Czytam Wasze słowa i w tym samym czasie jestem w kontakcie z moją partnerką. Mam mieszkanie Swoje ale jest wynajmowane. Wyprowadzka to był jeden dzień. A przy wynajmie mam umowę. Już ją wypowiedziałem ale to i tak czas do końca marca. Najchętniej bym wrócił do mojej kobiety bo to Ona jest dla mnie najważniejsza. Chciałbym jeszcze tylko by też przemyślała trochę Swoje zachowanie. Brak kontaktu z ludźmi źle na Nas wpływał. Mam nadzieję, że też myśli nad wszystkim. Z matki facetem mam jakiś kontakt i On też mówi jedno... Twoja matka to zła kobieta. Wiadomo, że żyje też nerwami do niej. Ale czasem powie coś mądrzejszego i wtedy się wszystko pokrywa z tym co Ja też czuję do niej. Chociaż kiedyś tematu nawet nie dotykaliśmy razem. Ma takie same spostrzeżenia więc pewnie są One chociaż w pewnej kwestii poprawne. Za dużo wszystkiego jak na te kilka dni. Tu nacisk ze strony mamy. Tu zdarzenie które zmieniło moje życie o 180 stopni. Chciałem od Was wsparcia. I dostałem. Dziękuję. Od początku wiedziałem czego chcę dalej. Jak będzie zobaczymy pewnie niedługo. Pracujemy na zmiany i akurat jeszcze jutro nasze zmiany są naprzemienne. Trzeba porozmawiać i ustalić trasę naszego życia.

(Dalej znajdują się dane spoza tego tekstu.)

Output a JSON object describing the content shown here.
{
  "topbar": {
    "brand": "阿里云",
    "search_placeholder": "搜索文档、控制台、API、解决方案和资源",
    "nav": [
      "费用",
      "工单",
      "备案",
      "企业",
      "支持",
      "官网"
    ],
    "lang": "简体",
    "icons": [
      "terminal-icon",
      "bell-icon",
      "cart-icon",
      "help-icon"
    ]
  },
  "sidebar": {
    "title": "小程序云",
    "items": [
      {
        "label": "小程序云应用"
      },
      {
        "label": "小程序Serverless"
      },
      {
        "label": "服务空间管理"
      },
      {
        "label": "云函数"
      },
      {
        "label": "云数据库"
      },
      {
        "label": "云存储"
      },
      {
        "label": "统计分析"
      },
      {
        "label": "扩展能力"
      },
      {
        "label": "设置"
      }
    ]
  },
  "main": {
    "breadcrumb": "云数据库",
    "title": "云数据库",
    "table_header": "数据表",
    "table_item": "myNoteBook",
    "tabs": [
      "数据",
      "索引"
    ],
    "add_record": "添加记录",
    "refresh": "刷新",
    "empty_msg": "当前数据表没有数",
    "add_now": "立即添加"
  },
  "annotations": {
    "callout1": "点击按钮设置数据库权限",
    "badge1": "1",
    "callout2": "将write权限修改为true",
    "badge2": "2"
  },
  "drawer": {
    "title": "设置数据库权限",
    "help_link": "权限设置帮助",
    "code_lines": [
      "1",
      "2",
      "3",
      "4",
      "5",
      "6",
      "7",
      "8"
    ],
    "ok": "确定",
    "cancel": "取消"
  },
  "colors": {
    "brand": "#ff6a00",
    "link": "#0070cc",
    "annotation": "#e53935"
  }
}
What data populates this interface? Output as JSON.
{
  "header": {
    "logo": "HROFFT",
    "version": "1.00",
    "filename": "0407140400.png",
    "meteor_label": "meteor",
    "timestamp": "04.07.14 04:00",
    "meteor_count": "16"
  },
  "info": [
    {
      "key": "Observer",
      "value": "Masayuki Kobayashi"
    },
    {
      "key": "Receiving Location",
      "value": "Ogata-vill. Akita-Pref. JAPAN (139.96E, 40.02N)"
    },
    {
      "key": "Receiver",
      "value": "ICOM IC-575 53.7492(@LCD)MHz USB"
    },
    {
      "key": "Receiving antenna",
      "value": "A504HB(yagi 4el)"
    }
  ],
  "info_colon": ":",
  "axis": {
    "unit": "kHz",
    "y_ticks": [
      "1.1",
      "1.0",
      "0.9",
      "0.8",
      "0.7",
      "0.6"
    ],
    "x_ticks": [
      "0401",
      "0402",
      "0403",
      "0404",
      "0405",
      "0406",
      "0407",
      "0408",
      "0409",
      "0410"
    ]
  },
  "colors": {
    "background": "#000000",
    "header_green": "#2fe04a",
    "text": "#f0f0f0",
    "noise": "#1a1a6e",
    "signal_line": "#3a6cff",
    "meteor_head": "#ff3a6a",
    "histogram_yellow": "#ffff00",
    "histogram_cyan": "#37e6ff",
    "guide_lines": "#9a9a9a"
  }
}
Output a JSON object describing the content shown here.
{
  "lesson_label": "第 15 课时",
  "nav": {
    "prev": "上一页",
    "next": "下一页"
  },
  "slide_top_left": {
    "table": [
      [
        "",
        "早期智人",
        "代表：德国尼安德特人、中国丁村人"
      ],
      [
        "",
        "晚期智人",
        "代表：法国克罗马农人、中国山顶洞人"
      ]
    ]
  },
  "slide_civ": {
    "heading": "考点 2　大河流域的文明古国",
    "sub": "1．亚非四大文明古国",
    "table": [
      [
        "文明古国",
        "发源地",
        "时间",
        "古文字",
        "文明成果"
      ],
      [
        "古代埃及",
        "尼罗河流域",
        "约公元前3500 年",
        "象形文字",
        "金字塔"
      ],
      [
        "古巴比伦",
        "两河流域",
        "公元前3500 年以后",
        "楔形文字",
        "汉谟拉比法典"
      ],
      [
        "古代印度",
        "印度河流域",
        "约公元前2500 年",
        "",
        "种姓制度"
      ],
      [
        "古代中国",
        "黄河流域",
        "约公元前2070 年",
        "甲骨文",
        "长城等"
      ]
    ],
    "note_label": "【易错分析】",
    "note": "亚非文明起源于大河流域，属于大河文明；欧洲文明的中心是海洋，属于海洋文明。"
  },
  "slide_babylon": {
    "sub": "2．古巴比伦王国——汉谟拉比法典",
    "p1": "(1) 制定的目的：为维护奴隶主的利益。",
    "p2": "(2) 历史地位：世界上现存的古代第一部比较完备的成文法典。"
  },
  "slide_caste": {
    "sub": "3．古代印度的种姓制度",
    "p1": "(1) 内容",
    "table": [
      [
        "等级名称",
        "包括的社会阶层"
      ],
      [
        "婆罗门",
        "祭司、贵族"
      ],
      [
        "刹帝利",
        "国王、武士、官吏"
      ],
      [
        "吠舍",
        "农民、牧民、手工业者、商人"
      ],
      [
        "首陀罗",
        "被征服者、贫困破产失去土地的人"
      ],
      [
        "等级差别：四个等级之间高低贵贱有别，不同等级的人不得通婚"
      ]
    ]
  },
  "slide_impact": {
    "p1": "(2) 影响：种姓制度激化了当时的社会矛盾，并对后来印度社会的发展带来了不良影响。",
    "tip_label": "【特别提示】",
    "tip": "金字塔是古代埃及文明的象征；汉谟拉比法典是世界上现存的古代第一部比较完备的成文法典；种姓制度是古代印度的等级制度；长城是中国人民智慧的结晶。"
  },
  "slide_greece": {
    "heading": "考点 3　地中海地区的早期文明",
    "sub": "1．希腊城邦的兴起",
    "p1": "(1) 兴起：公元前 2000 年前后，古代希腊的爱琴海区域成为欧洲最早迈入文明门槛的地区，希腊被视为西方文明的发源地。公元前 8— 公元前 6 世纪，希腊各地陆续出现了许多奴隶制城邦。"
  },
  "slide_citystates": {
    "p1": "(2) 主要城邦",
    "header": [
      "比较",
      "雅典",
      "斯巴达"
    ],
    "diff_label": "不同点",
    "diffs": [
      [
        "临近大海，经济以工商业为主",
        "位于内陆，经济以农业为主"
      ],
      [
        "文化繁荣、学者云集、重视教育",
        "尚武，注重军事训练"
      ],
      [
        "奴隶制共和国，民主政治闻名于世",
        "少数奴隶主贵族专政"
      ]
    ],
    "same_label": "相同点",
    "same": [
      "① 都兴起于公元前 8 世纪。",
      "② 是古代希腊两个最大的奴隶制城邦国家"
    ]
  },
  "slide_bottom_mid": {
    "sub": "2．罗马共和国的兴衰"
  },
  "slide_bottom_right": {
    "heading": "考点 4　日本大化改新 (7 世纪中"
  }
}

9 2021-02-10 03:40:40 Ostatnio edytowany przez ZagubionaOna33 (2021-02-10 16:50:38)
Każdego dnia zastanawiam się, czy Ty jeszcze o mnie pamiętasz? Czy wspominasz tak samo, jak ja te chwile, w których byliśmy tak cholernie szczęśliwi? Czy czasami żałujesz, że to wszystko tak marnie się skończyło? Czy zdarzają się dni, w których jednak za mną tęsknisz? Czy myślisz o mnie wieczorem, zanim zaśniesz? Czy masz czasem tak, że chciałbyś do mnie zadzwonić, ale nie masz pojęcia co powiedzieć?